The field of political consulting was unknown before Leone Baxter and Clem Whitaker founded Campaigns, Inc., in 1933.
Jill Lepore's "The Lie Factory" in the September 24, 2012, issue of The New Yorker is facinating. Baxter and Whitaker were California Republicans. They represented many clients, not just politicians. They used their knowledge, savvy, and insights to successfully thwart attempts to create government administration and expansion of health care.
Camapign operatives and political consultants, take note! Here are some nuggets from Campaigns, Inc.
- Begin every day with a two-hour breakfast to plan the day.
- "Every voter, a consumer."
- Harper’s later reported [about the successful campaign to defeat California's Proposition 1]
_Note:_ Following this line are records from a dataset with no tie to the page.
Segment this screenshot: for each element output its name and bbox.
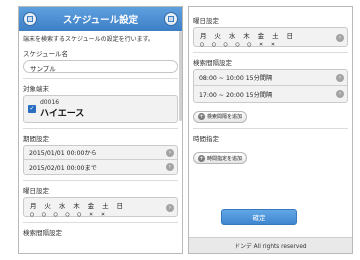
terminal-item[interactable]: ✓ d0016 ハイエース [23,95,178,123]
header-bar: スケジュール設定 [19,7,182,31]
interval-label: 検索間隔設定 [23,229,62,237]
period-from-text: 2015/01/01 00:00から [29,150,97,157]
target-terminal-label: 対象端末 [23,85,49,93]
menu-button[interactable] [164,12,178,26]
weekday-marks: ○ ○ ○ ○ ○ × × [30,210,107,218]
weekday-names: 月 火 水 木 金 土 日 [30,202,125,210]
terminal-name: ハイエース [40,109,85,119]
time-spec-label: 時間指定 [193,134,219,143]
right-phone-screen: 曜日設定 月 火 水 木 金 土 日 ○ ○ ○ ○ ○ × × › 検索間隔設… [188,6,353,254]
interval-list: 08:00 ~ 10:00 15分間隔 › 17:00 ~ 20:00 15分間… [193,69,348,103]
scrollbar[interactable] [179,31,182,121]
add-interval-button[interactable]: + 検索間隔を追加 [193,110,248,123]
footer-copyright: ドンデ All rights reserved [189,237,352,253]
menu-icon [168,16,174,22]
chevron-right-icon: › [166,163,174,171]
period-label: 期間設定 [23,135,49,143]
terminal-id: d0016 [40,99,60,106]
weekday-marks: ○ ○ ○ ○ ○ × × [200,40,277,48]
interval-text: 08:00 ~ 10:00 15分間隔 [199,75,273,82]
weekday-names: 月 火 水 木 金 土 日 [200,32,295,40]
weekday-label: 曜日設定 [193,17,219,25]
period-from-row[interactable]: 2015/01/01 00:00から › [24,146,177,160]
page-title: スケジュール設定 [62,15,139,26]
interval-text: 17:00 ~ 20:00 15分間隔 [199,91,273,99]
add-interval-label: 検索間隔を追加 [207,114,243,120]
interval-row[interactable]: 17:00 ~ 20:00 15分間隔 › [194,86,347,102]
left-phone-screen: スケジュール設定 端末を検索するスケジュールの設定を行います。 スケジュール名 … [18,6,183,254]
period-list: 2015/01/01 00:00から › 2015/02/01 00:00まで … [23,145,178,175]
add-time-button[interactable]: + 時間指定を追加 [193,152,248,164]
add-time-label: 時間指定を追加 [207,155,243,162]
weekday-row[interactable]: 月 火 水 木 金 土 日 ○ ○ ○ ○ ○ × × › [193,27,348,48]
period-to-row[interactable]: 2015/02/01 00:00まで › [24,160,177,174]
schedule-name-label: スケジュール名 [23,50,69,58]
interval-label: 検索間隔設定 [193,59,232,67]
terminal-checkbox[interactable]: ✓ [28,105,36,113]
weekday-label: 曜日設定 [23,187,49,195]
chevron-right-icon: › [166,204,174,212]
plus-icon: + [198,113,205,120]
chevron-right-icon: › [336,90,344,98]
period-to-text: 2015/02/01 00:00まで [29,164,97,172]
interval-row[interactable]: 08:00 ~ 10:00 15分間隔 › [194,70,347,86]
schedule-name-input[interactable]: サンプル [23,60,178,73]
back-button[interactable] [23,12,37,26]
description-text: 端末を検索するスケジュールの設定を行います。 [23,36,154,43]
weekday-row[interactable]: 月 火 水 木 金 土 日 ○ ○ ○ ○ ○ × × › [23,197,178,218]
back-icon [27,16,33,22]
chevron-right-icon: › [336,34,344,42]
confirm-button[interactable]: 確定 [221,209,297,225]
plus-icon: + [198,154,205,162]
chevron-right-icon: › [336,74,344,82]
chevron-right-icon: › [166,149,174,157]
“In a typical campaign they employed ten million pamphlets and leaf-lets; 50,000 letters to ‘key individuals and officers of organizations’; 70,000 inches of advertising in 700 newspapers; 3,000 spot announcements on 109 radio stations; theater slides and trailers in 160 theaters; 1,000 large billboards and 18,000 or 20,000 smaller posters.”
- Lepore continues:
In 1940, they produced materials for the Republican Wendell Willkie’s Presidential campaign, including a speaker’s manual that offered advice about how to handle Democrats in the audience: “rather than refer to the opponent as the ‘Democratic Party’ or ‘New Deal Administration’ refer to the Candidate by name only.”
- Save seventy-five per cent of your budget for the month before Election Day.
- Campaigns, Inc. created an ad agency, a newspaper wire service that sent a political clipsheet every week to "fifteen hundred 'thought leaders.'"
- Make it personal: candidates are easier to sell than issues.
- If your position doesn’t have an opposition, or if your candidate doesn’t have an opponent, invent one. "You can't beat something with nothing," [Whitaker and Baxter] liked to say.
- Pretend that you are the Voice of the People.
- Attack, attack, attack. Whitaker said, “You can’t wage a defensive campaign and win!”
- Never underestimate the opposition.
- Keep it simple. Rhyming’s good. (“For Jimmy and me, vote ‘yes’ on 3.”)
- Never explain anything. “The more you have to explain,” Whitaker said, “the more difficult it is to win support.”
- Say the same thing over and over again.
- Subtlety is your enemy. “Words that lean on the mind are no good,” according to Baxter. “They must dent it.”
- Simplify, simplify, simplify. “A wall goes up,” Whitaker warned, “when you try to make Mr. and Mrs. Average American Citizen work or think.”
- Never shy from controversy; instead, win the controversy.
- Whitaker: "if you can’t fight, PUT ON A SHOW! And if you put on a good show, Mr. and Mrs. America will turn out to see it."
- Turn your liabilities into assets!
An example of that? Campaigns, Inc. had a candidate who was "a grave, resolute man." So, their strategy involved stressing that such qualities are strengths at a time of war.
- Try not to speak for more than fifteen minutes—people get bored—and never for more than half an hour.